When we were out at the cemetary driving thru on Tuesday nite, I saw a nite lite, or I guess the appropiate word is solar lamp, that I really like! One of my other friends here in town, that was due about the same time as me, had her little boy at 20 weeks, stillborn. This really pretty solar lamp in the shape of an Angel was out at his site, and it was SO bright. I love it!! I sent her a message asking her if she cared if I got one for Carli's site too. See above pic! I am sure hoping she wont mind. I found one on ebay that is about $10 cheaper than anywhere else I have seen!!

This is will be short, since I have to get to work. Mikaela's softball team has lost the last 3 games they played. Mind you, they have all been within the last 24 hours. Their very first game ended in a tie, since we all had work/school the next day. Monday nite, Mikaela had a double header, game at 6:30 and again at 8. They lost the first one 5-3, and the second one 10-0! The 2nd team they played Monday was good...so was the team last nite!! They lost last nite 13-0!! I am so upset!! Mikaela had really good plays and got hits...so I cant be upset with her! We have a really young team, so I know that doesnt help...but some of the mistakes they made last nite were stupid ones!! Oh well!! Hopefully we will fair better Thursday nite!!!

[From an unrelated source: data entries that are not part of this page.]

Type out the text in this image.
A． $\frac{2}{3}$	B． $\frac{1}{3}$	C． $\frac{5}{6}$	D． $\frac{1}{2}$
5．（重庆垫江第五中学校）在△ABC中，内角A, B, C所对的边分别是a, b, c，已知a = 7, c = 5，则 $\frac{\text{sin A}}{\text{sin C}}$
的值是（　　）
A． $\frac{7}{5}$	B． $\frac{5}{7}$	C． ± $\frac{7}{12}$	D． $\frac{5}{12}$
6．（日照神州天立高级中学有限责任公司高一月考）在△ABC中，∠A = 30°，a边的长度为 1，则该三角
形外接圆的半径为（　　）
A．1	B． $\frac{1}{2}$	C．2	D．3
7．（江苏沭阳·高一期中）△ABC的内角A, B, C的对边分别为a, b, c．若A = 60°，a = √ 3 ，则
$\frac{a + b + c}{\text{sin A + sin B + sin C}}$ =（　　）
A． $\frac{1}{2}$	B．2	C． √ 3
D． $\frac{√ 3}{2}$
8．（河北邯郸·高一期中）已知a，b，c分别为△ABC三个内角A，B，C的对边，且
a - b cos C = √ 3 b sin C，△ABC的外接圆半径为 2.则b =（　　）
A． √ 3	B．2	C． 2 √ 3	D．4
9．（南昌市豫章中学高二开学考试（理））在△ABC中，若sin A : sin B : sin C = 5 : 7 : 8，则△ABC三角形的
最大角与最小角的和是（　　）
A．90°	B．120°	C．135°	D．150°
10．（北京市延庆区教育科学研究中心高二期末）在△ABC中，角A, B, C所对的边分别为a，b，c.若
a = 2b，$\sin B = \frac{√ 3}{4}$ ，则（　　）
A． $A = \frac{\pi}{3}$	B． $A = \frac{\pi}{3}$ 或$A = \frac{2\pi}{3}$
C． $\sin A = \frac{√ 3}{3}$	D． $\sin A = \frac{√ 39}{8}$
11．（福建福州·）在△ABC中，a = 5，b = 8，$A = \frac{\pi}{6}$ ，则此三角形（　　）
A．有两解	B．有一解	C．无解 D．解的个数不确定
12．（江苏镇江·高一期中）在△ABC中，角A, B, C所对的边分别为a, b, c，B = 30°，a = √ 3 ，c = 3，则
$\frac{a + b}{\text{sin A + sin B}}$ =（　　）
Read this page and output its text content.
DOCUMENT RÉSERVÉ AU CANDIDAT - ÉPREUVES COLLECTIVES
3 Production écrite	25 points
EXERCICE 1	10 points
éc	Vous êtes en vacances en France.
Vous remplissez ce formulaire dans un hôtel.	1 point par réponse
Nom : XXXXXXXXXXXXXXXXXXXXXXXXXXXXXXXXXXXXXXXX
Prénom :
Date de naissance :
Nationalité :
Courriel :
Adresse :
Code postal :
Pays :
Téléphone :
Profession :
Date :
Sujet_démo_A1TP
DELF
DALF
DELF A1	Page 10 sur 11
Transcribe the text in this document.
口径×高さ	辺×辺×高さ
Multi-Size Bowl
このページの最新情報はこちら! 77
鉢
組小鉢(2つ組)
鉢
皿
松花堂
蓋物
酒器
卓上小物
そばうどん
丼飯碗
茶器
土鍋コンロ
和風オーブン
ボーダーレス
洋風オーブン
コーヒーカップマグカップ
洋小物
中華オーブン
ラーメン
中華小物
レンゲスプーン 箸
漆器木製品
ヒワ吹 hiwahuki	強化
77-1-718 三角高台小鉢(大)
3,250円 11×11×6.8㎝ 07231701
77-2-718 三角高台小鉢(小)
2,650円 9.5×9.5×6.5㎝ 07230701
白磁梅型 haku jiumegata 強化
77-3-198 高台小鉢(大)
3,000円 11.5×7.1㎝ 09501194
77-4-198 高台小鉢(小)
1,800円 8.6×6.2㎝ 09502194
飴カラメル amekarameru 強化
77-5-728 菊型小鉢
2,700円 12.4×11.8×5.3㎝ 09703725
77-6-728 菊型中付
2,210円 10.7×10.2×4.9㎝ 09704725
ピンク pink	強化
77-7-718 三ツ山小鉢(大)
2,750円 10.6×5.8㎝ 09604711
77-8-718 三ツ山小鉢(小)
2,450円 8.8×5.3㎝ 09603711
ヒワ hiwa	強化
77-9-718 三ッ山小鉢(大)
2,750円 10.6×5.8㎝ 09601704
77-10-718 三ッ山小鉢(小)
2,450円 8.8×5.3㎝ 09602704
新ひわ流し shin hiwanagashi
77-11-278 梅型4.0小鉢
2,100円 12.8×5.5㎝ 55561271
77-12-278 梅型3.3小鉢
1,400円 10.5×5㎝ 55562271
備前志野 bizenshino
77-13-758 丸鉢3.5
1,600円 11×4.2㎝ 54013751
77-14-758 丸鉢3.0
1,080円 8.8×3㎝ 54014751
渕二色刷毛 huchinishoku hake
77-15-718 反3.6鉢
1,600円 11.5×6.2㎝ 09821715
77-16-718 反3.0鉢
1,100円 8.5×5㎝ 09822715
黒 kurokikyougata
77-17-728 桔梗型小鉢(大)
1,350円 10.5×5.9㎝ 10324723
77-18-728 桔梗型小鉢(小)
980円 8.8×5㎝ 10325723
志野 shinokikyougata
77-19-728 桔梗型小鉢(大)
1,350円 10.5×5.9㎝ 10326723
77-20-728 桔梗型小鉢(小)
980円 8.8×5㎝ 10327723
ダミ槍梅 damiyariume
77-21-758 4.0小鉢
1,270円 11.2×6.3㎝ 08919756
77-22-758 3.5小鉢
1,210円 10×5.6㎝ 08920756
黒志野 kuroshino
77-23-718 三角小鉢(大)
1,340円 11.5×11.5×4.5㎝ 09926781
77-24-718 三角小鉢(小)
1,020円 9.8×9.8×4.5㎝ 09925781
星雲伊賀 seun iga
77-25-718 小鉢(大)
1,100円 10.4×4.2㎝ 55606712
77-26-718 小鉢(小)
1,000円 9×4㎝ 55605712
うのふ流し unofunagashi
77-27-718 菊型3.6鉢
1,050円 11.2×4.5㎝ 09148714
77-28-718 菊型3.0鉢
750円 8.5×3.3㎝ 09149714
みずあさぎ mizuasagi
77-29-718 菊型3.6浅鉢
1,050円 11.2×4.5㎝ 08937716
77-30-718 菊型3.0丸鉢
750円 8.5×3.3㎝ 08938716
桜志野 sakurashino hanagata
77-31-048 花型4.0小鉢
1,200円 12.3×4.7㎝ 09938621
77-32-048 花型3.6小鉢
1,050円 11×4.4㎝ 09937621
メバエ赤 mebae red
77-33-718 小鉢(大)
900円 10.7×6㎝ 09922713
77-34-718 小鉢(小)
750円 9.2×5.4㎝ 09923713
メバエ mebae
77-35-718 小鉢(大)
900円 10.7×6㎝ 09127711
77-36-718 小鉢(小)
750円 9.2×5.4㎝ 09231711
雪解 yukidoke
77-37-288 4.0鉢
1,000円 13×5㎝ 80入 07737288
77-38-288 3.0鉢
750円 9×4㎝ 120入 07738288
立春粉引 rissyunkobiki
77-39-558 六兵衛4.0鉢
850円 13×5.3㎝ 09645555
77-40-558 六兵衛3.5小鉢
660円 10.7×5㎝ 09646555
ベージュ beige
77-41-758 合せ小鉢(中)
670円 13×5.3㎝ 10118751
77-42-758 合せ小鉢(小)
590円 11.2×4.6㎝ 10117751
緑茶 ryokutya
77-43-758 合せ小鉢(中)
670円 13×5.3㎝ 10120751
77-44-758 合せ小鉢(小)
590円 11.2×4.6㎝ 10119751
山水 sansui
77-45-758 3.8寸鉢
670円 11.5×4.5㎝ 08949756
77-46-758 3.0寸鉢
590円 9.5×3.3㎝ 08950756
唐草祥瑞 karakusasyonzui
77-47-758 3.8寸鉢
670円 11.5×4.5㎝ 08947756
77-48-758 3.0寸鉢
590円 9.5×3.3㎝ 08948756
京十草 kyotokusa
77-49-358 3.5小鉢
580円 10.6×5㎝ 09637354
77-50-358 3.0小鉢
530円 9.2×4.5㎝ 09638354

The past few days have been really really hard. I feel like I had been doing ok for awhile. Then these past few days, just thinking of Carli brings almost uncontrolable tears that threaten to break the dam. I just think back to the very beginning of my pregnancy with her, back to before I even knew I was pregnant. Casey and I had gone on a motorcycle ride to a lake that is about 20 minutes or so away from here. As we were riding along, I saw this beautiful double rainbow. It hadnt rained recently, so I was extremely shocked to see such a sight. I just seemed to stare at it in amazement!! It was at that moment that I knew after 3 months of trying to conceive, that this was THE cycle. Sure enough....right before I was expecting to start, I tested. And I got my positive!! It just seemed that everything was going along so well!! I was going to have my last baby by the time I was 30, which happened February 7th. I was having the baby girl that I wanted. It just all seemed to be perfect!! There are so many things that made me feel like that...too many to list.

I was at Mikaela's softball game the other nite, waiting to find out if it was going to be cancelled or not..and it hit me! I should have a 2 month old to be loving and playing with, one to keep us entertained! It bothered me yesterday too at Worlds of Fun...I saw all these cute little babies...and it made me upset that I wasnt having to lug around that big stroller while chasing Carter and Keaton. I really think that weighed me down yesterday. I really enjoyed watching the boys have fun...but I had to hold back my tears a few times yesterday. It sucks so much!! I am hoping that this cycle will be the one for this next baby! Come on Angel Carli!! Help Mommy with that magic!!